Zülfiye KOÇAK

Bitlis Eren Üniversitesi, Fen-Edebiyat Fakültesi,Tarih Bölümü,Bitlis/Türkiye.

Anahtar Kelimeler: Bitlis, zâviye, vakıf, tapu tahrir defterleri, Şerefnâme.

Özet

İslâm dininin kurumlardan biri olan zâviyeler, herhangi bir tarikata mensup dervişlerin, bir şeyhin idaresinde topluca yaşadıkları yapı veya yapı topluluğunu ifade etmektedir. Osmanlı Devleti’nde ilk dönemlerden itibaren zâviye kurmak isteyen şeyh ve dervişlere, mirî topraklarda bir takım muafiyetler verilmek suretiyle destek verilmiştir. Bu nedenle Anadolu’da Osmanlı öncesi dönemlerde kurulmaya başlayan zâviyelerin sayısı Osmanlı döneminde her geçen gün daha da artmıştır. Özel mülkiyetten ziyade, geniş vakıf arazileri üzerinde birer tasavvuf müessesesi olarak kurulan bu zâviyeler, çoğunlukla şehir ve kasaba kenarlarında, yollar üzerinde veya geçit yerlerinde inşa edilmişlerdir. Zâviyeler kuruldukları yerlerde hem halkın manevi ihtiyaçlarını karşılayarak dini, hem de gelip geçen yolculara ücretsiz yiyecek, içecek ve yatacak yer sağlayarak sosyal fonksiyonlar üstlenmişlerdir. Bunun yanı sıra Anadolu ve Balkanlarda Türk-İslam kültürünün yayılmasına, göçebe yaşayan toplulukların yerleşik hayata geçmelerine ve böylece kuruldukları yerlerde yeniiskân alanlarının açılmasına da hizmet etmişlerdir. Bütün bu özellikler dikkate alındığında Osmanlı Devleti’nde zâviyeler; bir taraftan kendilerine özgü idari, yönetim, dini anlayış ve ritüellere sahip sosyal bir kurumu, diğer taraftan devletin en ücra köşelerinde hizmet vermeleri ve böylece Osmanlı idari düzeninin sağlanmasına yardımcı olmaları sebebiyle de sivil bir iktidarı temsil etmişlerdir.

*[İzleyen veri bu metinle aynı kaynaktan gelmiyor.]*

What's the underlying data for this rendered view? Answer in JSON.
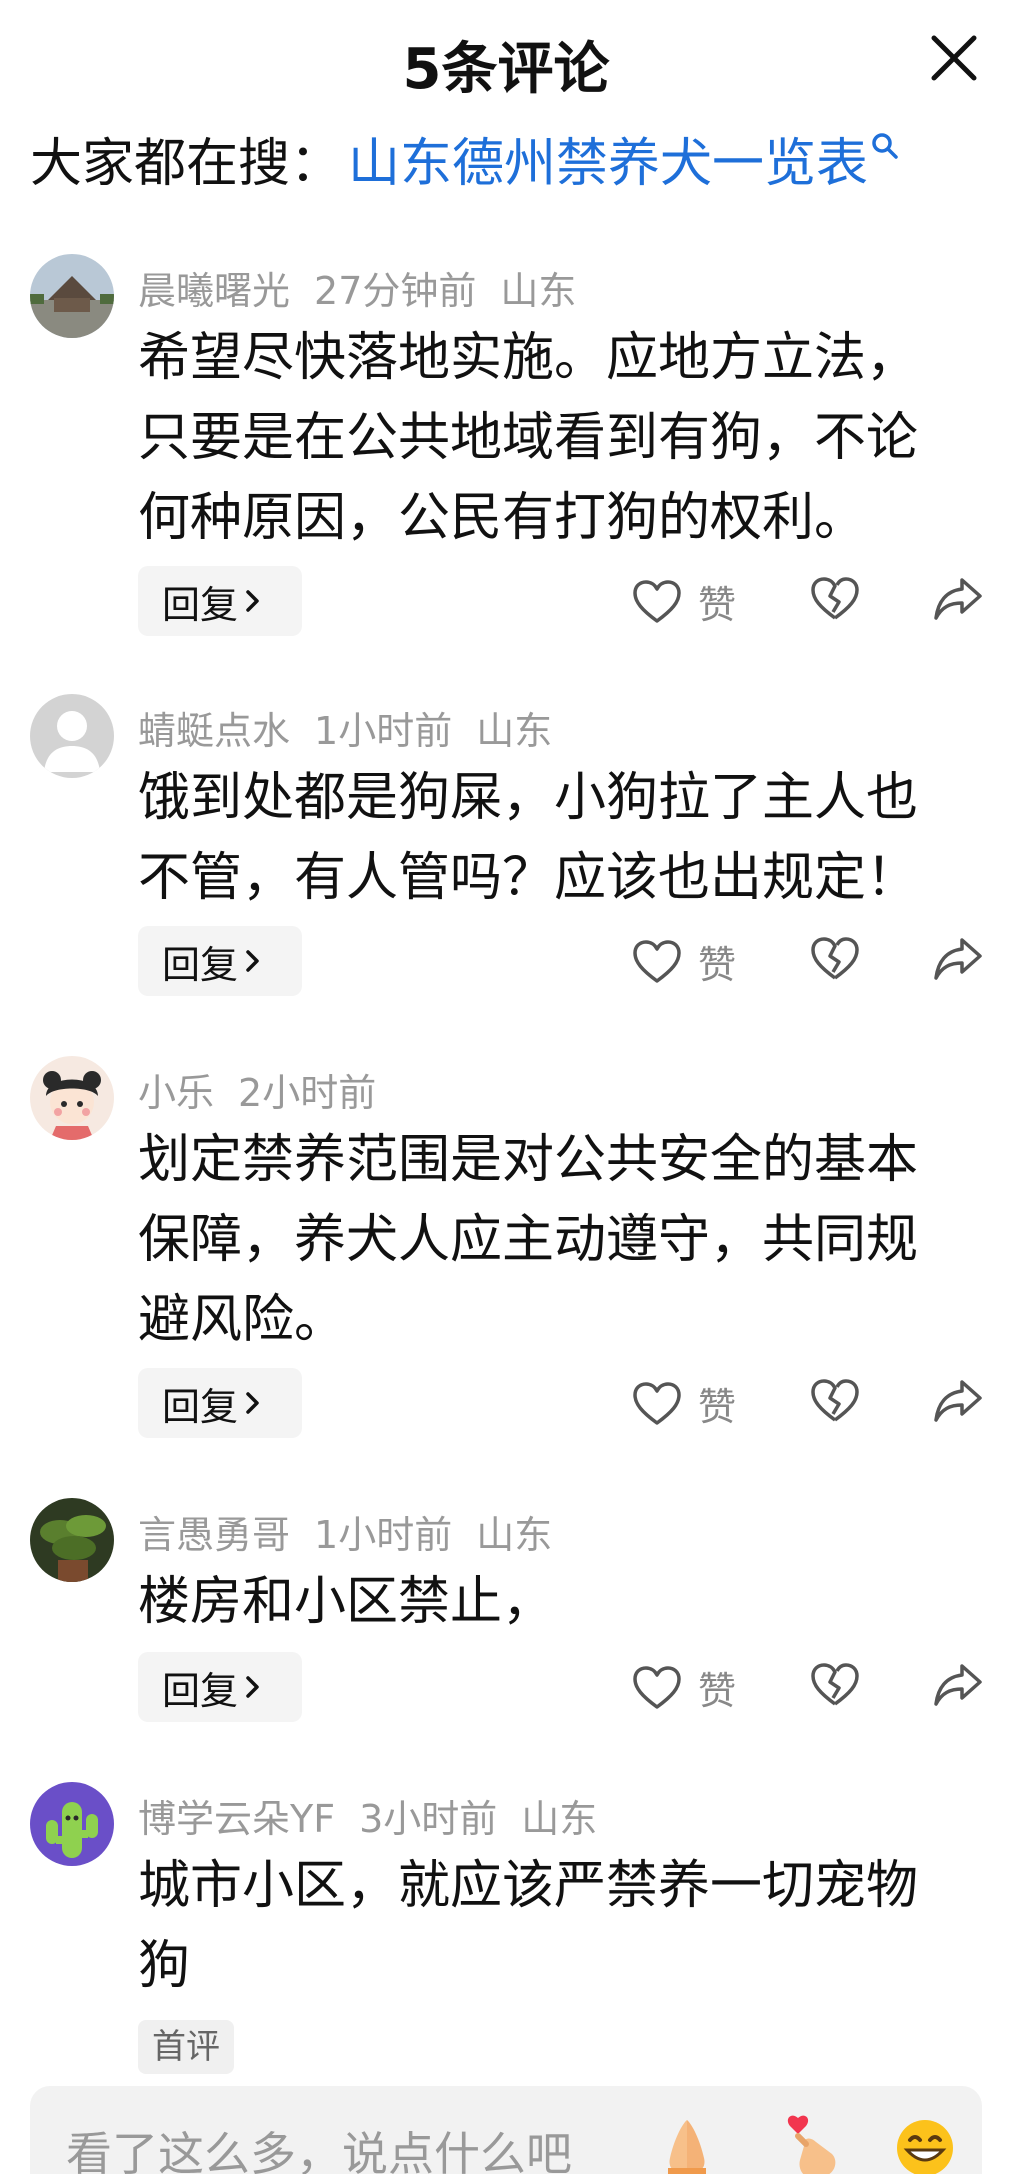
{
  "header": {
    "title": "5条评论",
    "close_icon": "close-icon"
  },
  "search": {
    "label": "大家都在搜：",
    "query": "山东德州禁养犬一览表",
    "icon": "search-icon"
  },
  "actions": {
    "reply_label": "回复",
    "like_label": "赞"
  },
  "comments": [
    {
      "user": "晨曦曙光",
      "time": "27分钟前",
      "location": "山东",
      "lines": [
        "希望尽快落地实施。应地方立法，",
        "只要是在公共地域看到有狗，不论",
        "何种原因，公民有打狗的权利。"
      ]
    },
    {
      "user": "蜻蜓点水",
      "time": "1小时前",
      "location": "山东",
      "lines": [
        "饿到处都是狗屎，小狗拉了主人也",
        "不管，有人管吗？应该也出规定！"
      ]
    },
    {
      "user": "小乐",
      "time": "2小时前",
      "location": "",
      "lines": [
        "划定禁养范围是对公共安全的基本",
        "保障，养犬人应主动遵守，共同规",
        "避风险。"
      ]
    },
    {
      "user": "言愚勇哥",
      "time": "1小时前",
      "location": "山东",
      "lines": [
        "楼房和小区禁止，"
      ]
    },
    {
      "user": "博学云朵YF",
      "time": "3小时前",
      "location": "山东",
      "lines": [
        "城市小区，就应该严禁养一切宠物",
        "狗"
      ],
      "badge": "首评"
    }
  ],
  "input": {
    "placeholder": "看了这么多，说点什么吧"
  },
  "colors": {
    "link": "#1e6fd9",
    "meta": "#999999",
    "reply_bg": "#f4f4f4"
  }
}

Osmanlı Devleti, egemenliğine aldığı şehirlerde kuruluşundan başlayarak Türk-İslâm kültürünü yerleştirmek ve kalıcılığını sağlamak amacıyla zâviye yapımını önemsemiştir. Osmanlı Devleti’nde pek çok müessese gibi zâviyeler de vakıf gelirleriyle faaliyetlerini sürdürmüşlerdir. Vakıflar, meydana getirdikleri sistem sayesinde gelir sağlayan ve elde ettikleri gelirlerle toplum ve devlet yararına çok çeşitli konularda hizmet üreten kurumlardır. Zâviyelerin ihtiyaçlarını karşılamak ve sürdürülen hizmetlerin devamlılığını sağlamak amacıyla çoğunlukla zâviye şeyhleri bazen de devlet yöneticileri tarafından kurulan veya desteklenen vakıflar, bu sosyal ve dini kurumların uzun yıllar varlıklarını sürdürmelerine yardımcı olmuşlardır.

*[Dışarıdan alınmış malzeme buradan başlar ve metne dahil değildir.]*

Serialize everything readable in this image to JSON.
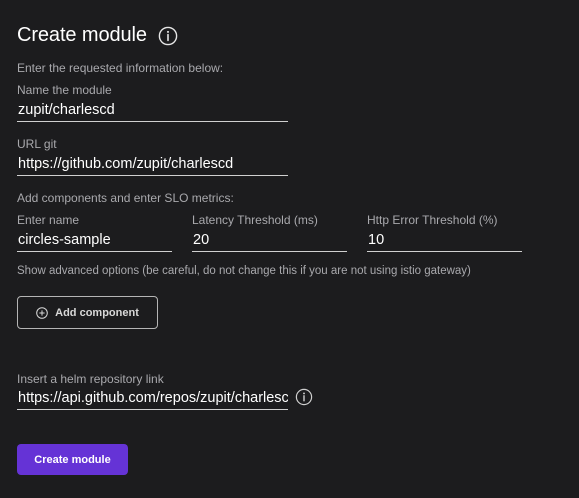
{
  "header": {
    "title": "Create module",
    "info_icon": "info-circle-icon"
  },
  "intro_text": "Enter the requested information below:",
  "module_name": {
    "label": "Name the module",
    "value": "zupit/charlescd"
  },
  "url_git": {
    "label": "URL git",
    "value": "https://github.com/zupit/charlescd"
  },
  "components": {
    "heading": "Add components and enter SLO metrics:",
    "name_label": "Enter name",
    "name_value": "circles-sample",
    "latency_label": "Latency Threshold (ms)",
    "latency_value": "20",
    "error_label": "Http Error Threshold (%)",
    "error_value": "10",
    "advanced_options": "Show advanced options (be careful, do not change this if you are not using istio gateway)",
    "add_button_label": "Add component",
    "add_button_icon": "plus-circle-icon"
  },
  "helm": {
    "label": "Insert a helm repository link",
    "value": "https://api.github.com/repos/zupit/charlescd",
    "info_icon": "info-circle-icon"
  },
  "submit": {
    "label": "Create module",
    "color": "#6533d6"
  },
  "colors": {
    "background": "#1c1c1e",
    "label": "#a9a9ad",
    "underline": "#d0d0d0",
    "primary": "#6533d6"
  }
}
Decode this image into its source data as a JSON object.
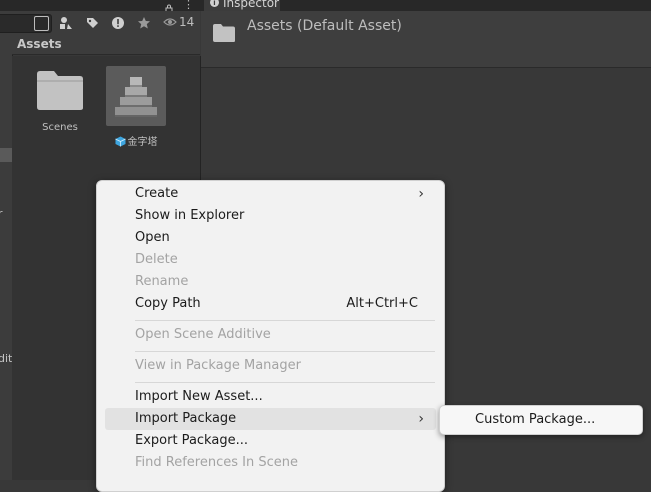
{
  "toolbar": {
    "filter_count": "14",
    "icons": [
      "search-icon",
      "filter-by-type-icon",
      "filter-by-label-icon",
      "error-toggle-icon",
      "favorite-icon",
      "visibility-icon"
    ]
  },
  "window": {
    "lock_icon": "lock-icon",
    "menu_icon": "kebab-menu-icon"
  },
  "left_strip": {
    "fragment_1": "r",
    "fragment_2": "dit"
  },
  "assets": {
    "header": "Assets",
    "items": [
      {
        "label": "Scenes",
        "icon": "folder-icon"
      },
      {
        "label": "金字塔",
        "icon": "pyramid-prefab-icon"
      }
    ]
  },
  "inspector": {
    "tab_label": "Inspector",
    "title": "Assets (Default Asset)"
  },
  "context_menu": {
    "items": [
      {
        "label": "Create",
        "submenu": true,
        "disabled": false
      },
      {
        "label": "Show in Explorer",
        "disabled": false
      },
      {
        "label": "Open",
        "disabled": false
      },
      {
        "label": "Delete",
        "disabled": true
      },
      {
        "label": "Rename",
        "disabled": true
      },
      {
        "label": "Copy Path",
        "shortcut": "Alt+Ctrl+C",
        "disabled": false
      },
      {
        "label": "Open Scene Additive",
        "disabled": true
      },
      {
        "label": "View in Package Manager",
        "disabled": true
      },
      {
        "label": "Import New Asset...",
        "disabled": false
      },
      {
        "label": "Import Package",
        "submenu": true,
        "disabled": false,
        "highlighted": true
      },
      {
        "label": "Export Package...",
        "disabled": false
      },
      {
        "label": "Find References In Scene",
        "disabled": true
      }
    ],
    "submenu_items": [
      {
        "label": "Custom Package..."
      }
    ]
  }
}
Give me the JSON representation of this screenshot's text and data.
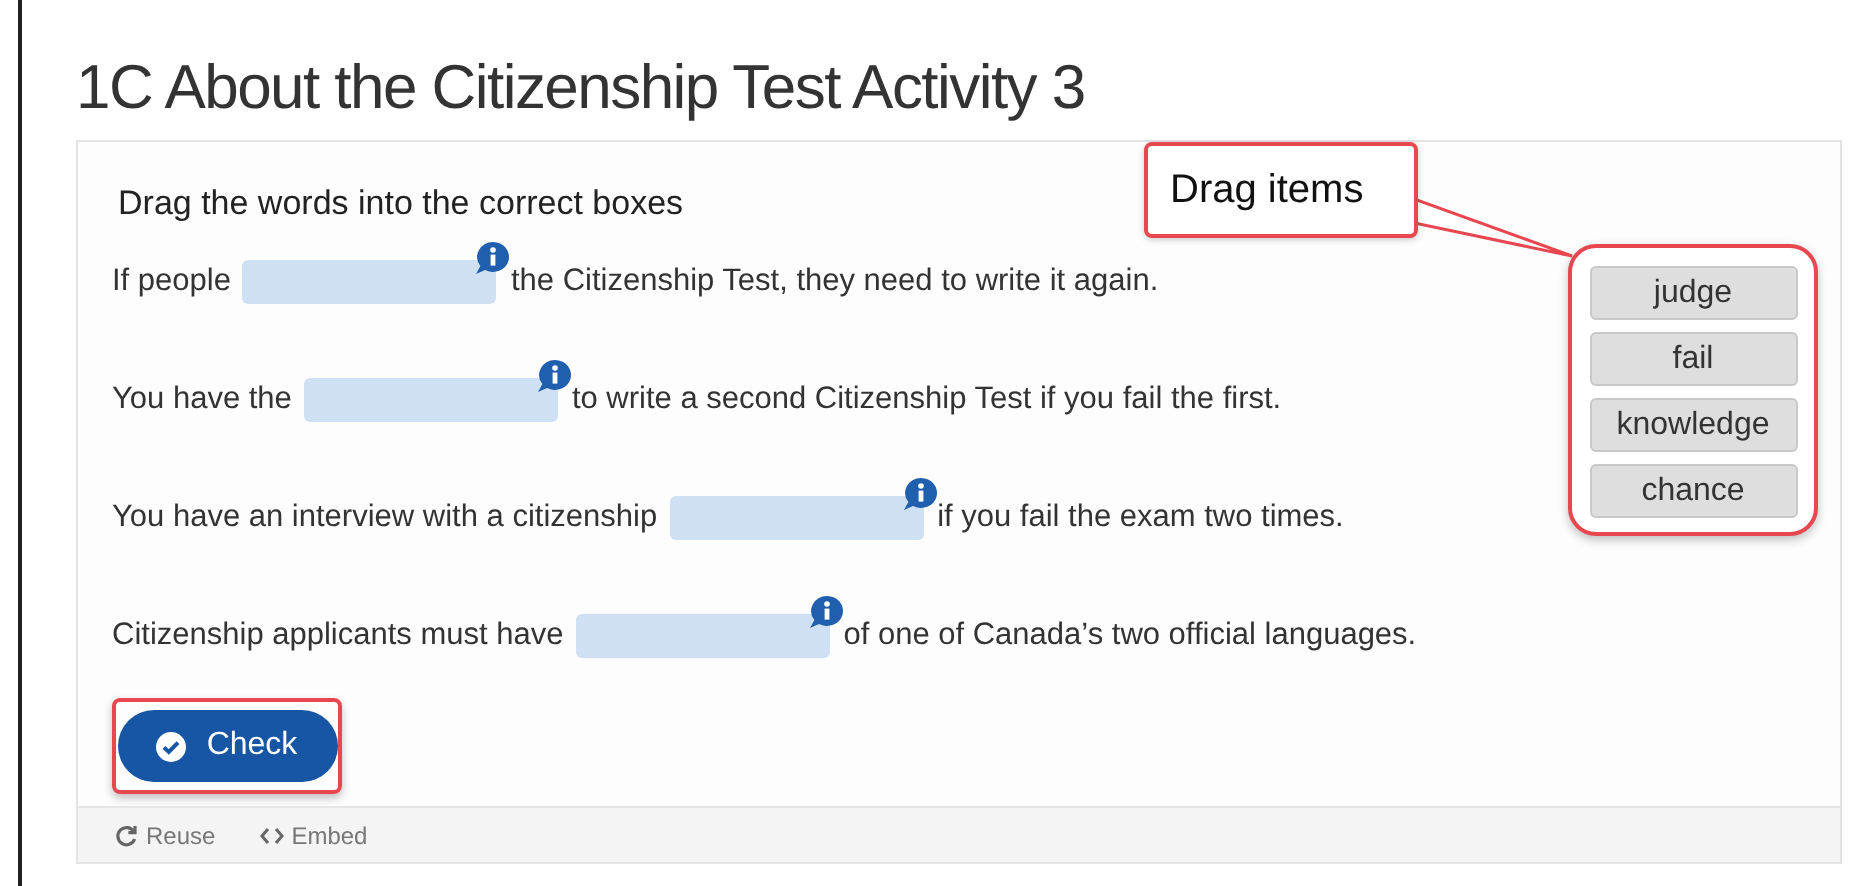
{
  "title": "1C About the Citizenship Test Activity 3",
  "instruction": "Drag the words into the correct boxes",
  "sentences": [
    {
      "before": "If people",
      "after": "the Citizenship Test, they need to write it again."
    },
    {
      "before": "You have the",
      "after": "to write a second Citizenship Test if you fail the first."
    },
    {
      "before": "You have an interview with a citizenship",
      "after": "if you fail the exam two times."
    },
    {
      "before": "Citizenship applicants must have",
      "after": "of one of Canada’s two official languages."
    }
  ],
  "drag_items": [
    "judge",
    "fail",
    "knowledge",
    "chance"
  ],
  "callout": "Drag items",
  "check_button": "Check",
  "footer": [
    {
      "kind": "reuse",
      "label": "Reuse"
    },
    {
      "kind": "embed",
      "label": "Embed"
    }
  ]
}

Tarihsel süreçte kurulduğu coğrafyadan dolayı birçok medeniyete ev sahipliği yapan Bitlis ve yöresi, 1515 yılında Osmanlı egemenliğine alındıktan sonra belirli zaman aralıklarında tahrir edilmiş ve bu tahrir sonuçları ayrıntılı şekilde mufassal defterlere yazılmıştır. Mufassal tahrir defterlerine Bitlis ve çevresinde bulunan zâviye ve zâviye gelirleri, buralarda görev yapan görevliler ve aldıkları ücretler, zâviye vakıflarının menkul ve gayrimenkulleri ile bunlardan sağlanan yıllık gelirler de ayrıntılı şekilde kaydedilmiştir. Bu çalışmada 1540, 1556 ve 1571 yıllarında düzenlenen dört ayrı tahrir defteri incelenmiş ve bu defterlerde yer alan Bitlis ve yöresi zâviyeleri tespit edilmiş, tespit edilen zâviyelerin günümüze kadar varlığını devam ettirip ettiremedikleri ortaya konulmuştur. Böylece özelde Bitlis şehrinin dini ve sosyo-kültürel tarihinin ortaya çıkmasına genelde de kültür tarihine katkı sunulmaya çalışılmıştır.